China's earliest Bitcoin pioneer and founder of F2Pool (the world's largest Bitcoin mining pool), "Shenyu" Mao Shixing, posted on Thursday (July 4) that increasing numbers of ASIC mining machines are operating at a loss—falling below their shutdown price—signaling an emerging entry opportunity for investors.
Market Context: Bitcoin's Recent Decline
Bitcoin briefly fell below $54,000 during Asian trading hours on Friday, hitting a four-month low. This drop was partly driven by news that former major crypto exchange Mt. Gox transferred 47,229 BTC from cold storage.
F2Pool noted: "With Bitcoin's price below $58,000, what is the current mining profitability? At $0.08/kWh, ASIC miners with efficiency below 23 W/T are now unprofitable."
Key Observations:
- Break-even threshold: Antminer's four models and one Avalon model remain profitable only if BTC stays above $53,100.
- Miners nearing capitulation: Primitive Crypto partner Dovey Wan stated that Bitcoin miners are "one step away from surrender," with the S19's break-even point at $52,000—a potential indicator of a local bottom.

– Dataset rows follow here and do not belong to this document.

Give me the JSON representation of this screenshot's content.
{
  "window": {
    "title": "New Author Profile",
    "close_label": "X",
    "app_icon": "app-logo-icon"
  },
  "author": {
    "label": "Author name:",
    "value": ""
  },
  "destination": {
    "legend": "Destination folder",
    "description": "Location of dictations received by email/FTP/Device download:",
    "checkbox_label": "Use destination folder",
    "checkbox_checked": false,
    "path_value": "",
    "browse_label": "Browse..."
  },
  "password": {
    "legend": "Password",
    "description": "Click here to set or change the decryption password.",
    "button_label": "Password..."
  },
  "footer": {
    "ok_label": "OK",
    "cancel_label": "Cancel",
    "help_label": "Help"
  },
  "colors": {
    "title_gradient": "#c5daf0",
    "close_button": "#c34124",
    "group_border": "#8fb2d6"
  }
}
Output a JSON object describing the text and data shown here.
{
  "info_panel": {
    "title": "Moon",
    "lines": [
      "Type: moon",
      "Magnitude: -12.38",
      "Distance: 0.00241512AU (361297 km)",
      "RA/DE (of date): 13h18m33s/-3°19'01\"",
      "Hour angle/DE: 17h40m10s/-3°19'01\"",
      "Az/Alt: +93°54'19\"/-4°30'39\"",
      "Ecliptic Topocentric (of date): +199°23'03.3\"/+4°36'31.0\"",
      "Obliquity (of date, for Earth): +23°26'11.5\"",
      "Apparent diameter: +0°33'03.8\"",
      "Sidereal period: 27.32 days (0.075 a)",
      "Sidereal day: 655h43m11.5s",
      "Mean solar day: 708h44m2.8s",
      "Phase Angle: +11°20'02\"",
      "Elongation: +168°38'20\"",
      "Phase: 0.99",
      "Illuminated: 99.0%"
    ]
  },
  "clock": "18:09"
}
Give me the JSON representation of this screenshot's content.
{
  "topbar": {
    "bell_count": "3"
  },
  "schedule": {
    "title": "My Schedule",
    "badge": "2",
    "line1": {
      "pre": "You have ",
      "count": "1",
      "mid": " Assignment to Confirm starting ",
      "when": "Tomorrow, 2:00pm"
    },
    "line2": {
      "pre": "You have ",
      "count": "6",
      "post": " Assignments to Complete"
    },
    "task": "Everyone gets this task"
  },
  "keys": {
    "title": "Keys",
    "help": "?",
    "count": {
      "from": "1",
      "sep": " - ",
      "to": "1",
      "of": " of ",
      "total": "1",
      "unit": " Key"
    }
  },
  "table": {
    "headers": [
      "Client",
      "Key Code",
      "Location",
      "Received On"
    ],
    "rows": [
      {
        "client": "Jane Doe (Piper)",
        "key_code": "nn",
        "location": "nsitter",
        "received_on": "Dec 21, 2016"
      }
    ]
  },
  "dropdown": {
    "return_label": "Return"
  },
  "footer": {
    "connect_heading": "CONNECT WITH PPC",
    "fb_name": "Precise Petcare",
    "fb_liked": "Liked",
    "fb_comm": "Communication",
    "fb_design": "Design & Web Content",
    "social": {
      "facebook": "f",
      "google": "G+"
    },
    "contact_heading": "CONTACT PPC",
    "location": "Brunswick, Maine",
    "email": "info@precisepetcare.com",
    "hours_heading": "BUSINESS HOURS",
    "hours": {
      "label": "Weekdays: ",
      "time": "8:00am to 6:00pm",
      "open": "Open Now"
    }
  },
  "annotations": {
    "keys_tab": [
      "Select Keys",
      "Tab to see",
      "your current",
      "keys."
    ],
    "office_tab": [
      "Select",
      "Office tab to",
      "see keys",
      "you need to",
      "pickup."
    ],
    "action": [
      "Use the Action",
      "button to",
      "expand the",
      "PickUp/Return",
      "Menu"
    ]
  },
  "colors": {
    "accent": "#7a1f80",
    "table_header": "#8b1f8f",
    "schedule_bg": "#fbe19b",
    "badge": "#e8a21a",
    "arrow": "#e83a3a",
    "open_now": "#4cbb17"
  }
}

Why Mining Shutdowns Signal Opportunity
Shenyu emphasized optimism despite market conditions, posting: "When mining machines shut down... opportunities emerge."
Three Phases of Market Adjustment:
- Supply reduction: Fewer active miners decrease network hash rate, slowing new coin production and potentially stabilizing prices.
- Psychological reset: Panic selling often accompanies shutdowns, creating undervalued entry points.
- Technical recalibration: Remaining miners benefit from difficulty adjustments, improving ROI for new investors.
Strategic Considerations for Investors
Risk Management Essentials
| Factor | Action |
|---|---|
| Volatility | Allocate only risk-capital |
| Diversification | Balance crypto with traditional assets |
| Technicals | Monitor support/resistance levels |
| Psychology | Avoid FOMO during rallies |
👉 Master crypto risk management
Long-Term Positioning
- Accumulation phase: Dollar-cost averaging during lows.
- Macro trends: Institutional adoption continues post-halving.
FAQ: Mining Shutdowns and Market Cycles
Q: Why do mining shutdowns precede rallies?
A: They indicate excessive bearish sentiment, often marking cycle lows before hash rate recovery.
Q: How long do shutdown phases typically last?
A: Historically 2-8 weeks, depending on price rebounds and energy cost adjustments.
Q: Should retail investors mimic miner behavior?
A: No—miners face operational constraints; investors should focus on asset fundamentals.
Disclaimer: This content represents the author's perspective only and not financial advice. Cryptocurrency trading carries substantial risk—consult a licensed advisor before investing.